Last week, I posted my checklist of the three things that move the needle at Prospect Capital Corporation (PSEC 1.37%). Now it's time to check in to see how the company performed in the last 90 days:

1. Towering higher
Prospect Capital's multi-line finance company, First Tower, grew its loan book significantly in the first fiscal quarter. The company reported that First Tower's loan portfolio grew to $405.7 million, up from $378.3 million in the prior quarter.

First Tower is by far the most important asset on Prospect Capital's balance sheet. The company now values it at $313.7 million, most of which is attributed to a debt investment that currently yields 20% per year. That loan alone is worth 9.1% of Prospect Capital's net assets.

First Tower is interesting on two fronts. First, it provides a substantial amount of annual cash flow. Secondly, it is the subject of a lot of investor scrutiny. As a high-interest lender to individuals, it has some regulatory risk and exposure to pro-consumer financial reform. However, as it stands today, First Tower is wildly profitable and, so far, outside of the scope of regulators.

2. CLOs carry on
Prospect Capital's credit investments are particularly important for the bottom line. As an investor in collateralized debt investments, it owns the equity in CLOs.

This quarter, the company's CLO income dwindled modestly to $26 million from $28 million. However, Grier Eliasek, Prospect Capital's COO, noted that the decline was mostly the result of declining reinvestment spreads. That is, differences between what the company currently earns on its CLOs and what it would earn if it had to reinvest those funds elsewhere.

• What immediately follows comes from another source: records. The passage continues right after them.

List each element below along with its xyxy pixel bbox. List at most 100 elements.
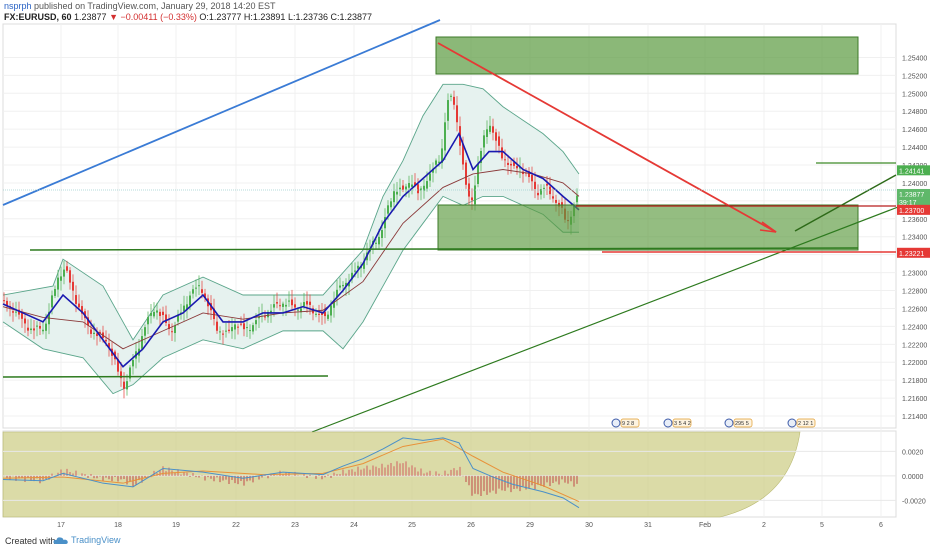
candle-body [342,284,344,287]
main-pane-border [2,23,897,429]
candle-body [375,242,377,244]
candle-body [159,311,161,316]
candle-body [18,309,20,315]
time-tick-label: 24 [350,522,358,529]
time-tick-label: 31 [644,522,652,529]
candle-body [201,289,203,293]
candle-body [333,300,335,308]
candle-body [534,181,536,190]
candle-body [36,325,38,327]
candle-body [237,326,239,328]
time-tick-label: 26 [467,522,475,529]
support-zone[interactable] [437,204,859,251]
event-flag-icon [663,418,673,428]
price-tick-label: 1.23000 [902,271,927,278]
price-tick-label: 1.22600 [902,306,927,313]
candle-body [330,305,332,316]
candle-body [450,95,452,97]
band-upper [2,83,580,341]
candle-body [387,205,389,214]
candle-body [147,317,149,325]
candle-body [528,171,530,178]
candle-body [435,160,437,165]
chart-header: nsprph published on TradingView.com, Jan… [0,0,932,24]
trend-line-red[interactable] [437,42,777,233]
macd-signal-line [2,438,580,502]
ma-slow-line [2,169,580,350]
candle-body [414,182,416,186]
candle-body [165,314,167,324]
author-name[interactable]: nsprph [4,1,32,11]
time-axis[interactable]: 17 18 19 22 23 24 25 26 29 30 31 Feb 2 5 6 [57,522,883,529]
candle-body [192,289,194,294]
price-axis[interactable]: 1.25400 1.25200 1.25000 1.24800 1.24600 1.244… [897,55,930,421]
candle-body [228,329,230,332]
rising-trend-line[interactable] [311,206,899,433]
candle-body [150,313,152,316]
candle-body [306,301,308,305]
price-label-bg [897,165,930,176]
candle-body [339,285,341,288]
event-badge-label: 2 12 1 [798,421,813,427]
candle-body [3,300,5,302]
candle-body [99,331,101,333]
economic-events[interactable]: 9 2 8 3 5 4 2 295 5 2 12 1 [611,418,816,428]
resistance-zone[interactable] [435,36,859,75]
tradingview-logo[interactable]: TradingView [53,535,121,545]
time-tick-label: 18 [114,522,122,529]
candle-body [501,147,503,159]
price-tick-label: 1.21600 [902,396,927,403]
candle-body [408,183,410,188]
price-label: 1.23877 [899,192,924,199]
projection-line[interactable] [794,174,897,232]
candle-body [24,318,26,324]
candle-body [195,287,197,289]
candle-body [465,162,467,185]
candle-body [117,359,119,372]
event-badge-label: 295 5 [735,421,749,427]
event-flag-icon [724,418,734,428]
time-tick-label: Feb [699,522,711,529]
candle-body [390,201,392,208]
candle-body [105,339,107,342]
event-badge-bg [672,418,692,428]
price-label-bg [897,204,930,215]
event-badge-bg [733,418,753,428]
candle-body [243,323,245,330]
candle-body [216,321,218,331]
candle-body [324,311,326,317]
lower-support-line[interactable] [2,375,329,378]
tradingview-brand: TradingView [71,535,121,545]
event-flag-icon [611,418,621,428]
price-tick-label: 1.24800 [902,109,927,116]
candle-body [315,313,317,315]
drawings[interactable] [2,19,899,433]
candle-body [12,311,14,313]
price-tick-label: 1.24600 [902,127,927,134]
candle-body [240,323,242,325]
candle-body [396,191,398,195]
candle-body [432,168,434,173]
trend-line-blue[interactable] [2,19,441,206]
candle-body [345,282,347,287]
candle-body [90,329,92,334]
candle-body [498,136,500,146]
candle-body [120,371,122,379]
candle-body [186,304,188,310]
time-tick-label: 29 [526,522,534,529]
candle-body [54,289,56,296]
time-tick-label: 5 [820,522,824,529]
time-tick-label: 25 [408,522,416,529]
candle-body [279,305,281,307]
candle-body [273,304,275,308]
price-label: 1.24141 [899,168,924,175]
time-tick-label: 22 [232,522,240,529]
price-label-bg [897,196,930,207]
horizontal-support-line[interactable] [29,247,859,251]
candle-body [294,304,296,308]
cloud-icon [53,537,68,544]
candle-body [51,295,53,308]
candle-body [108,343,110,348]
price-tick-label: 1.24400 [902,145,927,152]
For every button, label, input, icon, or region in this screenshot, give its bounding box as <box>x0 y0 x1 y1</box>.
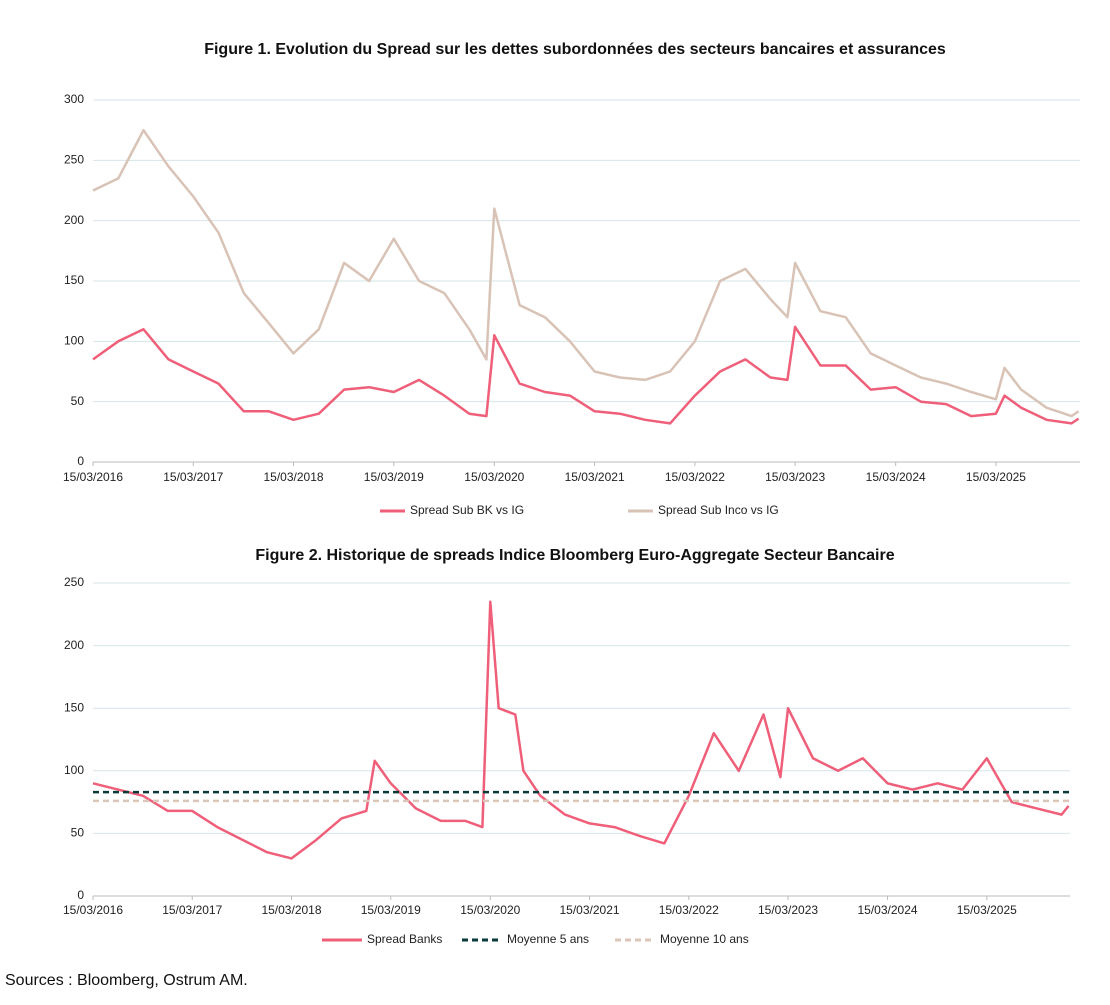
x-tick-label: 15/03/2016 <box>63 470 123 484</box>
x-tick-label: 15/03/2022 <box>659 903 719 917</box>
x-tick-label: 15/03/2018 <box>261 903 321 917</box>
x-tick-label: 15/03/2020 <box>460 903 520 917</box>
chart-title: Figure 1. Evolution du Spread sur les de… <box>204 41 946 58</box>
x-tick-label: 15/03/2018 <box>264 470 324 484</box>
x-tick-label: 15/03/2017 <box>163 470 223 484</box>
x-tick-label: 15/03/2024 <box>866 470 926 484</box>
x-tick-label: 15/03/2019 <box>364 470 424 484</box>
x-tick-label: 15/03/2016 <box>63 903 123 917</box>
x-tick-label: 15/03/2024 <box>858 903 918 917</box>
x-tick-label: 15/03/2021 <box>565 470 625 484</box>
y-tick-label: 250 <box>64 153 84 167</box>
y-tick-label: 50 <box>71 394 85 408</box>
y-tick-label: 0 <box>77 888 84 902</box>
legend-label: Spread Banks <box>367 932 442 946</box>
x-tick-label: 15/03/2025 <box>966 470 1026 484</box>
y-tick-label: 200 <box>64 213 84 227</box>
y-tick-label: 50 <box>71 826 85 840</box>
legend-label: Moyenne 10 ans <box>660 932 749 946</box>
y-tick-label: 100 <box>64 334 84 348</box>
x-tick-label: 15/03/2020 <box>464 470 524 484</box>
x-tick-label: 15/03/2023 <box>758 903 818 917</box>
x-tick-label: 15/03/2022 <box>665 470 725 484</box>
x-tick-label: 15/03/2017 <box>162 903 222 917</box>
legend-label: Spread Sub Inco vs IG <box>658 503 779 517</box>
y-tick-label: 300 <box>64 92 84 106</box>
y-tick-label: 200 <box>64 638 84 652</box>
source-note: Sources : Bloomberg, Ostrum AM. <box>5 972 248 989</box>
legend-label: Spread Sub BK vs IG <box>410 503 524 517</box>
series-line <box>92 325 1080 425</box>
legend-label: Moyenne 5 ans <box>507 932 589 946</box>
y-tick-label: 150 <box>64 273 84 287</box>
series-line <box>92 128 1080 418</box>
y-tick-label: 250 <box>64 575 84 589</box>
series-line <box>92 600 1070 860</box>
y-tick-label: 100 <box>64 763 84 777</box>
chart-title: Figure 2. Historique de spreads Indice B… <box>255 547 895 564</box>
x-tick-label: 15/03/2021 <box>559 903 619 917</box>
x-tick-label: 15/03/2019 <box>361 903 421 917</box>
x-tick-label: 15/03/2025 <box>957 903 1017 917</box>
y-tick-label: 150 <box>64 700 84 714</box>
x-tick-label: 15/03/2023 <box>765 470 825 484</box>
y-tick-label: 0 <box>77 454 84 468</box>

Eliasek later said, "At the end of September, we were, I believe, below 0.2% in terms of our default rate within the CLO business compared to market average of over 2%." Lower rates of default mean higher returns for Prospect Capital, which is the first to lose should default rates rise. Investors should watch its quarter-to-quarter CLO defaults as a vital sign for this very important cash generator.

3. Loan quality
Prospect Capital's lending portfolio continued to perform well. The company reported only .3% of assets currently not paying as a percentage of total assets. This was unchanged from the previous quarter.

Source: Prospect Capital November company overview.

Likewise, the company continued seeking higher-quality, first and second lien loans. A chart from its November company overview shows 96.7% of its loans are in the first or second lien position, little change from the previous quarters.

4. Dividend stability
In only one area did Prospect Capital fall flat: covering its dividend. The company earned $0.32 per share in net investment income, while paying out just more than $0.33 in dividends to shareholders. The slight miss doesn't necessarily risk the company's dividend, as it announced increasing dividends all the way to June 2014.

Prospect Capital had $0.26 per share in undistributed income as of June 30. After this quarter, it should have roughly $0.25 in undistributed income to fund its dividend in the event it can't earn its dividends in future quarters.

Its worth noting that Prospect Capital is currently leveraged at .59 times equity, under management's ideal range of .70-.75 times equity. Leveraging the company with cheaper debt in lieu of equity would allow Prospect Capital to more than cover its monthly distributions to shareholders.

The Foolish takeaway
All in all, Prospect Capital reported a solid quarter, which should leave investors satisfied. The company marked up its First Tower investment as it heads into the fourth-quarter busy season, while nearly covering its dividend from net investment income. Its beefy dividend yield of nearly 12% should continue to keep shareholders interested in this high yielder.